The records of the Church of the Unity (1844-1920) are at the American Antiquarian Society in Worcester, Massachusetts; those for the South Congregational Church (1828-1929) and the Lend A Hand Society (1843-1982) are at the Massachusetts Historical Society in Boston, Massachusetts. A collection of Hale’s Works, although incomplete, was issued by Little, Brown in 10 volumes in 1898-1901, and “A Checklist of the Writings of Edward Everett Hale,” compiled by Jean Holloway, is available in the Bulletin of Bibliography, v. 21. For information on Hale and the National Conference see “Henry W. Bellows and the Organization of the National Conference,” in Conrad Wright, The Liberal Christians: Essays on American Unitarian History (1970), and for a thoughtful; contemporary assessment of Hale’s chief work see The Los Angeles Review of Books, March 24, 2013, “No Land’s Man: Edward Everett Hale’s ‘The Man Without a Country’ Turns 150” by Alexander Zaitchik.

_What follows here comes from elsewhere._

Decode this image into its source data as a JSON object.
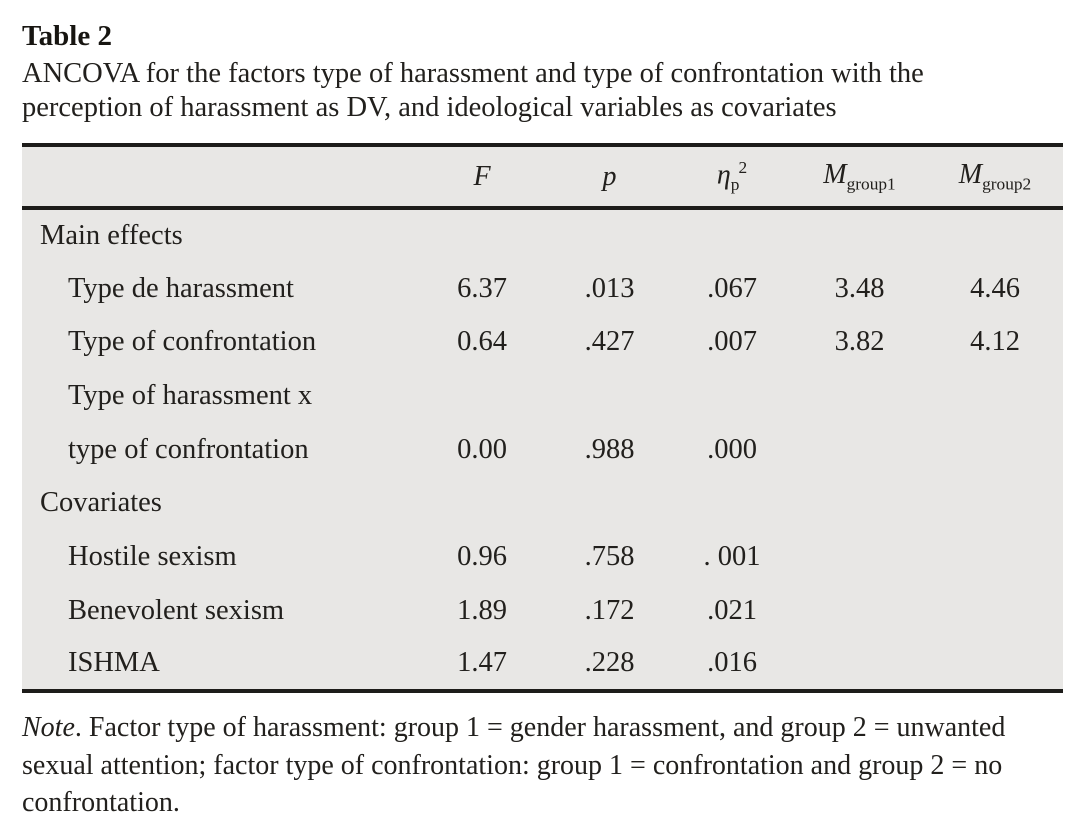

Full length biographies include Edward E. Hale, Jr., The Life and Letters of Edward Everett Hale (1917); Jean Holloway, Edward Everett Hale, a Biography (1956); John R. Adams, Edward Everett Hale (1977); and Sara Day, Coded Letters, Concealed Love, The Larger Lives of Harriet Freeman and Edward Everett Hale (2014). An excellent overview of Hale’s Unitarian religious involvements along with an extended examination of his family life and extra marital relationship can be found in “Harriet E. Freeman and the Larger Life of Edward Everett Hale” by Sara Day, The Journal of Unitarian Universalist History (2008). Older biographical works include; Unitarian Yearbook (1909); Abigail Clark, “The Christian Register (1916); Samuel Atkins Eliot, Heralds of a Liberal Faith (1952); David Robinson,The Unitarians and the Universalists (1985); Mark Harris, Historical Dictionary [The A to Z] of Unitarian Universalism (2004); and American National Biography (2014). Obituaries—there are many—include those in the Boston Evening Transcript, June 10, 1909; New York Times June 11, 1909; The Christian Register, June 17, 1909, and Harper’s Weekly, June 19, 1909.